Alternatively, it is possible to install a package that allows direct loading of xls files, called xlsx. After installing it, load it into R to activate its functions, including the read.xlsx() function:
install.packages("xlsx")
library(xlsx)
DATASET_THYROID <- read.xlsx("C:/Users/GENTILINI/Desktop/DATASET_THYROID.xls", sheetName = "DATASET_THYROID")
Viewing the Header and First Six Rows of the Dataset
Once the file is imported and loaded into an object "DATASET_THYROID," it is important to view the first few rows to ensure that the data has been imported correctly and that the headers with the variable names are correct.

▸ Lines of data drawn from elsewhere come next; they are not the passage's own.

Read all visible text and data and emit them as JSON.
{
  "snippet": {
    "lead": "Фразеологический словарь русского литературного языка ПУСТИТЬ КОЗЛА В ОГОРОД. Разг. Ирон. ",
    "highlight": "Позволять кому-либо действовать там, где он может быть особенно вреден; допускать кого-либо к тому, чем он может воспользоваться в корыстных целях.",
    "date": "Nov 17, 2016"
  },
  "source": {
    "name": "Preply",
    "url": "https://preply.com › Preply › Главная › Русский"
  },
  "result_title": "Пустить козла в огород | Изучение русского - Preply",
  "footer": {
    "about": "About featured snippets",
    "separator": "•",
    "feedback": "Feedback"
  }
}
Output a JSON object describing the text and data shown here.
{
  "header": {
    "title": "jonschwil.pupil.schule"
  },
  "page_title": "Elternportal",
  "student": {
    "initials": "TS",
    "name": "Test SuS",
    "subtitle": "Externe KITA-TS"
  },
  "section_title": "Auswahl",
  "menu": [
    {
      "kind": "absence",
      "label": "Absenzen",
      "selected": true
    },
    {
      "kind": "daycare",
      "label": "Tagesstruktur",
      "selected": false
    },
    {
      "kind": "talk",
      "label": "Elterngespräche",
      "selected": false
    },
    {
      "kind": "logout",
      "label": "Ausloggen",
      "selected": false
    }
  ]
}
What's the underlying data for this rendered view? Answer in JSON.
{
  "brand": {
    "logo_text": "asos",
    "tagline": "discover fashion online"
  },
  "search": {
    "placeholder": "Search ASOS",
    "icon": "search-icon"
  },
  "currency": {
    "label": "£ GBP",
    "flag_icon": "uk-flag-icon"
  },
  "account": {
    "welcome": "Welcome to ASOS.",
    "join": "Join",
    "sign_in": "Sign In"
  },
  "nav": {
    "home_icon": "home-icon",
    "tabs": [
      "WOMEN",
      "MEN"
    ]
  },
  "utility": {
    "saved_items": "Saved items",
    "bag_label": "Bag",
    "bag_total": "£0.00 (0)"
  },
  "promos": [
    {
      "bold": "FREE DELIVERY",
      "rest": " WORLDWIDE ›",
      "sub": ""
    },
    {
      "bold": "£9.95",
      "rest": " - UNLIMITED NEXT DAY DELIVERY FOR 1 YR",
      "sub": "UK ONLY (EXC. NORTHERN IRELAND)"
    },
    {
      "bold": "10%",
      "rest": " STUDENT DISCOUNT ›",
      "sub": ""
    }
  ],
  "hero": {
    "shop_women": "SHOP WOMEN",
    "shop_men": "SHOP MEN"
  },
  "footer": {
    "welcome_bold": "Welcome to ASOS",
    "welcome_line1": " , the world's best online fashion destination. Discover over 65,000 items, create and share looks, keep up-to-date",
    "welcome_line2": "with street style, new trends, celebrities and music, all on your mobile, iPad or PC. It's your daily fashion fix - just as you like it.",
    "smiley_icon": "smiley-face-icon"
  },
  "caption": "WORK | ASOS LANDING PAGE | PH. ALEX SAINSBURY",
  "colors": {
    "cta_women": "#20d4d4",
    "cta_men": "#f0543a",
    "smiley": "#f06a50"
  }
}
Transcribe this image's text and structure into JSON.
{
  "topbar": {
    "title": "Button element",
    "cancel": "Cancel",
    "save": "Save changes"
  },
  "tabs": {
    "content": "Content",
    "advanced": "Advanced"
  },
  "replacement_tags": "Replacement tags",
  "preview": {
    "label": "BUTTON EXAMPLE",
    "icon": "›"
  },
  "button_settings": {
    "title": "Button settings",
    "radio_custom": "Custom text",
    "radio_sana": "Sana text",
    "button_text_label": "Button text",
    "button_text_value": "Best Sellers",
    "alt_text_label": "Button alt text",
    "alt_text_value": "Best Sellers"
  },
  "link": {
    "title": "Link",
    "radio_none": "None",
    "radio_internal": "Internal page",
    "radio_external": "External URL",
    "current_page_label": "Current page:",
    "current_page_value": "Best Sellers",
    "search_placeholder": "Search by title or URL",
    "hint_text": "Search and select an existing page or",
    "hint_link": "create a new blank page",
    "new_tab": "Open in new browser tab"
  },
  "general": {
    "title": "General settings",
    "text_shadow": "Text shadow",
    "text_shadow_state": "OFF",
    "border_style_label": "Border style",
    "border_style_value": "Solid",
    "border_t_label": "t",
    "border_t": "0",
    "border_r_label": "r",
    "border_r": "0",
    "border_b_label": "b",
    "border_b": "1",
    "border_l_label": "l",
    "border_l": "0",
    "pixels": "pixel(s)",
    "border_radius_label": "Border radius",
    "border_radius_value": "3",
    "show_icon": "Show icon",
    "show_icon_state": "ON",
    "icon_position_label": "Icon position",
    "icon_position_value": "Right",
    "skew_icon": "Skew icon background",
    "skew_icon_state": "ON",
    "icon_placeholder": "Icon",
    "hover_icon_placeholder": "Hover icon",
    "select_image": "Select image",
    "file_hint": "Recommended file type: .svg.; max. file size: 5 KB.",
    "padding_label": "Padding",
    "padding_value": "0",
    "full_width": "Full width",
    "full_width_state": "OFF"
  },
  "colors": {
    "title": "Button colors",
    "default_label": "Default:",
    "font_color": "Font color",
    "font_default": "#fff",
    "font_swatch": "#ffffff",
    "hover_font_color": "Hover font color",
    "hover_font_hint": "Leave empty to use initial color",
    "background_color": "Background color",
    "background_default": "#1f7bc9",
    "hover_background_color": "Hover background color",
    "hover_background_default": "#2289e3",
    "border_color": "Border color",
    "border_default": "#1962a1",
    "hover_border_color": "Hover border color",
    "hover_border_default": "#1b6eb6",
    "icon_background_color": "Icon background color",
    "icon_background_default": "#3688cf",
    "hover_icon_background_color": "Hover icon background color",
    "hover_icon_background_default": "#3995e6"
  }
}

The command is very simple:
head(DATASET_THYROID)
Viewing Column Names and Making Each Variable an Object
We can retrieve the variable names and check the position and number of columns in the dataset. With the attach() function, we make each variable in our dataset an R object, specifically a vector with the name indicated in the header. In other words, each variable becomes a vector and can be used independently.
colnames(DATASET_THYROID)
attach(DATASET_THYROID)
Number of Subjects and Variables in the Dataset
Knowing how many subjects we have in our database is very important. This information can be obtained by calling the dimensions of the dataframe. The result of dim(dataframe) indicates the number of rows (subjects) and columns (variables) that make up the dataset.
dim(DATASET_THYROID)
Creating a New Dataset Without Missing Data
Missing data can be a problem, and one approach is to remove all samples with missing data. The result will be a dataframe without missing data. This new dataset, different from the initial one because it potentially has removed samples, must be saved in a new object called DATI.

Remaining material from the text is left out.